User's Manual
Table Of Contents
Industrial VPN Security Gateway
IVR-100_IVR-300 Series
- 91 -
Object
Description
SPI Firewall
The SPI Firewall prevents attack and improper access to network
resources.
The default configuration is enabled.
Block SYN Flood
SYN Flood is a popular attack way. DoS and DDoS are TCP
protocols.
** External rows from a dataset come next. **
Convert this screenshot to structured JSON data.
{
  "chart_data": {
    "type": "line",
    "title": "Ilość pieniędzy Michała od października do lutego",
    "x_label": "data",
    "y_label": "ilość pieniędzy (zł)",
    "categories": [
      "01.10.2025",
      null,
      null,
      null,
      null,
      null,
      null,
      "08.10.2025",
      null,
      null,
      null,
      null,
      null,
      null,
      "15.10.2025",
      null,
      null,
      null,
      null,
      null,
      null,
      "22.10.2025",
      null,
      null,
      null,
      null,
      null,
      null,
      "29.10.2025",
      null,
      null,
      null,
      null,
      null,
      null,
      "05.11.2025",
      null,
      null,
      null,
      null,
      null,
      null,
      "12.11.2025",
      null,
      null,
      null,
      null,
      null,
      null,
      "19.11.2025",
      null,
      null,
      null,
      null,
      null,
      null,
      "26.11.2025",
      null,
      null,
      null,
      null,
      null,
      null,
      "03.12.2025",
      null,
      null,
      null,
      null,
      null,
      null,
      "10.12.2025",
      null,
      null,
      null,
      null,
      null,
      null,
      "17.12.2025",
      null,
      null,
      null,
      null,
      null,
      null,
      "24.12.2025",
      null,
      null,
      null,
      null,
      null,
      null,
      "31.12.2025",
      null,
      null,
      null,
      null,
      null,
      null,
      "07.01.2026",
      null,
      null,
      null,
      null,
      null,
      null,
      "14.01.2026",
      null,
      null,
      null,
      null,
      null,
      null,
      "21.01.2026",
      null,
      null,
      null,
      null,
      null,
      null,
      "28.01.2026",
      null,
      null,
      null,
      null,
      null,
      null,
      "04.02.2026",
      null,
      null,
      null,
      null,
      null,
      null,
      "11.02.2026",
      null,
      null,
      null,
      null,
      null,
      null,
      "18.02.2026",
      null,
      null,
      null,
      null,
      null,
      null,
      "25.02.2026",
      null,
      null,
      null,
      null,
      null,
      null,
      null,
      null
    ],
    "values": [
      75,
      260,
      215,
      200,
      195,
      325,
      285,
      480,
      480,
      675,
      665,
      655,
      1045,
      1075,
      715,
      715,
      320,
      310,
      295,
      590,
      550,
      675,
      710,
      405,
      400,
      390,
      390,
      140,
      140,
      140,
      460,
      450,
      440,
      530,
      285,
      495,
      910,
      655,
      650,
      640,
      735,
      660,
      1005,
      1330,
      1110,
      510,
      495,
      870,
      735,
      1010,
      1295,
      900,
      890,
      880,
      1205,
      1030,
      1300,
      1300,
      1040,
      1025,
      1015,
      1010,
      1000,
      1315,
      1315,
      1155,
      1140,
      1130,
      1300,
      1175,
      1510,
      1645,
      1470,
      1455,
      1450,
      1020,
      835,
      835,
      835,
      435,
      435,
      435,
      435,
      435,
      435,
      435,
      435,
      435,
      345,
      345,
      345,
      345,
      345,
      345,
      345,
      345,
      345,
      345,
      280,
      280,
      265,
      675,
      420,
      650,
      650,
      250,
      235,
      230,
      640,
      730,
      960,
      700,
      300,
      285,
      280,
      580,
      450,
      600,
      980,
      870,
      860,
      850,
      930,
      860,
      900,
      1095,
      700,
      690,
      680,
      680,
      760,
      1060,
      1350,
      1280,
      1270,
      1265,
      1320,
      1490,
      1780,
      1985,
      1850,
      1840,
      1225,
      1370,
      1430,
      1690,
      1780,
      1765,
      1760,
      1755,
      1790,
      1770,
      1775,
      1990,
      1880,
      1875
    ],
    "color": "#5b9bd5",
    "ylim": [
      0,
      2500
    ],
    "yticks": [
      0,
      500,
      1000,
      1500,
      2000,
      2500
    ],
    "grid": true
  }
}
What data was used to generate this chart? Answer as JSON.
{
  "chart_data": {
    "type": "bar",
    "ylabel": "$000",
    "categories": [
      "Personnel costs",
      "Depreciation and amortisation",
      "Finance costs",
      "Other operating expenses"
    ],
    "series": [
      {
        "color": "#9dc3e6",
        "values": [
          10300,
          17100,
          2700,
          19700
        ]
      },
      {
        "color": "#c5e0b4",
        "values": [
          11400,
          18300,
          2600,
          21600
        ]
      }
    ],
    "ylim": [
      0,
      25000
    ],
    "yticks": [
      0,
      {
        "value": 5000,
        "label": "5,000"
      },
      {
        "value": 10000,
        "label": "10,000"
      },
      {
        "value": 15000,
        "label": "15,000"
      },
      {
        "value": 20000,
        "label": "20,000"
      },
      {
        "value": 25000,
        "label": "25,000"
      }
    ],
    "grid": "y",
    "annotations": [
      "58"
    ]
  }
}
Hackers like to use this method to make a fake connection
that involves the CPU, memory, and so on.
The default configuration is enabled.
Block FIN Flood
If the function is enabled, when the number of the current FIN
packets is beyond the set value, the VPN Security Gateway will start
the blocking function immediately.
The default configuration is disabled.
Block UDP Flood
If the function is enabled, when the number of the current
UPD-FLOOD packets is beyond the set value, the VPN Security
Gateway will start the blocking function immediately.
The default configuration is disabled.
Block ICMP Flood
ICMP is kind of a pack of TCP/IP; its important function is to transfer
simple signal on the Internet. There are two normal attack ways
which hackers like to use, Ping of Death and Smurf attack.
The default configuration is disabled.
IP TearDrop
If the function is enabled, the VPN Security Gateway will block
Teardrop attack that is targeting on TCP/IP fragmentation
reassembly codes.
Ping Of Death
If the function is enabled, the VPN Security Gateway will block Ping
of Death attack that aims to disrupt a targeted machine by sending a
packet larger than the maximum allowable size causing the target
machine to freeze or crash.
Block WAN Ping
Enable the function to allow the Ping access from the Internet
network.
The default configuration is disabled.
Remote Management
Enable the function to allow the web server access of the VPN
Security Gateway from the Internet network.
The default configuration is disabled.